Ad Bots not Ad Blockers
Background
A lot of focus in the gaming industry media has been spent on worrying about Ad Blockers and the impact on performance. Our view is that it is not the Ad Blockers but the Ad Bots used for fraud that you should be worried about instead.
What is Ad Fraud
- Impression Fraud is where impressions are sold on fake websites or shown on hidden browsers that run in the background or served into invisible 1×1 pixels.
- Ad Injection / Adware is where software is downloaded to a users computer or browser without there knowledge and then injects ads onto other sites or windows in the browser
- Retargeting Fraud are bots that are created to mimic specific users and are then served ads.
- Finally is audience extension fraud where publishers buy traffic from third party vendors who them direct bot traffic to the publishers
What is the Financial Impact?
It is estimated that around $7.2 billion or 29% of all display budgets will be wasted globally on Ad Bots.
What Type of Ads?
All types of display buying is hit with ad fraud however; the more expensive the inventory the more likely fraud will take places.
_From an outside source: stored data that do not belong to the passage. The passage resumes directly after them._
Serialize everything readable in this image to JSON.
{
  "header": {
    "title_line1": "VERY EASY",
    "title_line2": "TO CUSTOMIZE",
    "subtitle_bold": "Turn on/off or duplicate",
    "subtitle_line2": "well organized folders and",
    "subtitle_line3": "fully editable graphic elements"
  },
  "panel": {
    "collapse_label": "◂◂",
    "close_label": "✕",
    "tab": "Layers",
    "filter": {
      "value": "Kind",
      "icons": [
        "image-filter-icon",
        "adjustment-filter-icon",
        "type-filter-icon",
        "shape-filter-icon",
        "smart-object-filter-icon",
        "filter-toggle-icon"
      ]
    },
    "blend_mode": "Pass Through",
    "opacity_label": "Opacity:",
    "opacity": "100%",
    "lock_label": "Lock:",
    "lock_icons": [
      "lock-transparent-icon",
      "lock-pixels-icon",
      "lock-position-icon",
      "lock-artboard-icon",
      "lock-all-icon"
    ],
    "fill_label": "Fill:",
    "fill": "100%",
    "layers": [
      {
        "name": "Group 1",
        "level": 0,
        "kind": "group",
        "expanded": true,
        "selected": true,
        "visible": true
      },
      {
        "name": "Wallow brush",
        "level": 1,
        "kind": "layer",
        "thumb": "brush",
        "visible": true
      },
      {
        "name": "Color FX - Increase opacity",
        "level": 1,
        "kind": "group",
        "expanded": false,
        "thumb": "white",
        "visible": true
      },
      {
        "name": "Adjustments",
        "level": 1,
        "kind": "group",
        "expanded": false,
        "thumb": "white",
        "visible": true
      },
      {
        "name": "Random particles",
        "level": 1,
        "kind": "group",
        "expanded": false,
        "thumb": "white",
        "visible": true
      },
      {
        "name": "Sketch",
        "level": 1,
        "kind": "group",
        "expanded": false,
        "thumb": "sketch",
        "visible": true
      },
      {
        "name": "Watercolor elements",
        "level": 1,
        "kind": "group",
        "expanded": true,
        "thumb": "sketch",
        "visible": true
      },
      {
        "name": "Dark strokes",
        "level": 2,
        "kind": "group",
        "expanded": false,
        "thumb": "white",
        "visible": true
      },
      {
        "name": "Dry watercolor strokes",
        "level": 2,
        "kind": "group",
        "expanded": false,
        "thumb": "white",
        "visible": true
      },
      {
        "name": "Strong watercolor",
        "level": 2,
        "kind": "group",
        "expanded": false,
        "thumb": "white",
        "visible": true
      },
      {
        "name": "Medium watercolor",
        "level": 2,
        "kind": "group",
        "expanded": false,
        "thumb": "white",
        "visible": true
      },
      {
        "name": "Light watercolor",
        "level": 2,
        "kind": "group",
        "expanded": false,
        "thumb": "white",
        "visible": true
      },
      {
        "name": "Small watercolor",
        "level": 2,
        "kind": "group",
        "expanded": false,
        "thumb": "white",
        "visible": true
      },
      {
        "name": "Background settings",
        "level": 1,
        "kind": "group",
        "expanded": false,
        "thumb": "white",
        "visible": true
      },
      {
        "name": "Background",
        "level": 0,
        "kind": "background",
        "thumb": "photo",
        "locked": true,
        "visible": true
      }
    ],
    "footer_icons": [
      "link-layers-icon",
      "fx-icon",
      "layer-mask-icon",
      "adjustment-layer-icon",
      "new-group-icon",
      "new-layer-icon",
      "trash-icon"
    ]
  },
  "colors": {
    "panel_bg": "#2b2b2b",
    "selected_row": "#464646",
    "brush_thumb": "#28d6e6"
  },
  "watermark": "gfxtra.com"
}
According to studies by ANA and WhiteOps, price was not an indication of quality with display ads that cost over $10 CPM are 1.4x more likely to be seen by bots than ads with CPM below $10. While video campaigns with CPM rates above $15 are almost 2.75x likely to be seen by bots than CPM rates less than $15.
Impact on Gambling Industry
As the gambling industry is restricted on the types of inventory and network it has access too, we see the likelihood of display ad fraud to be even higher.
Our View
We’d advise to work closely with your media agencies and ad networks, get forensic on your ad serving logs and publisher logs. This will allow you to optimise and mitigate the impact on your display budgets.
News Round-Up
Bwin currently does not offer any horse racing, hopefully that isn’t a problem for the team at Betfred. We like the bwin approach, horse racing is old hat, the guys need to pile into offering odds on Drone Racing instead.
We are big fans of the BetVictor million pound goal, however, they have some stiff competition from the Vote Leave campaign with their 50 million pound contest.
For a different take on eSports betting, take a look at I Want ISK which is a gambling site that just uses the ISK currency for the EVE Online virtual world. It’s reportedly made the owner one of the richests people in EVE.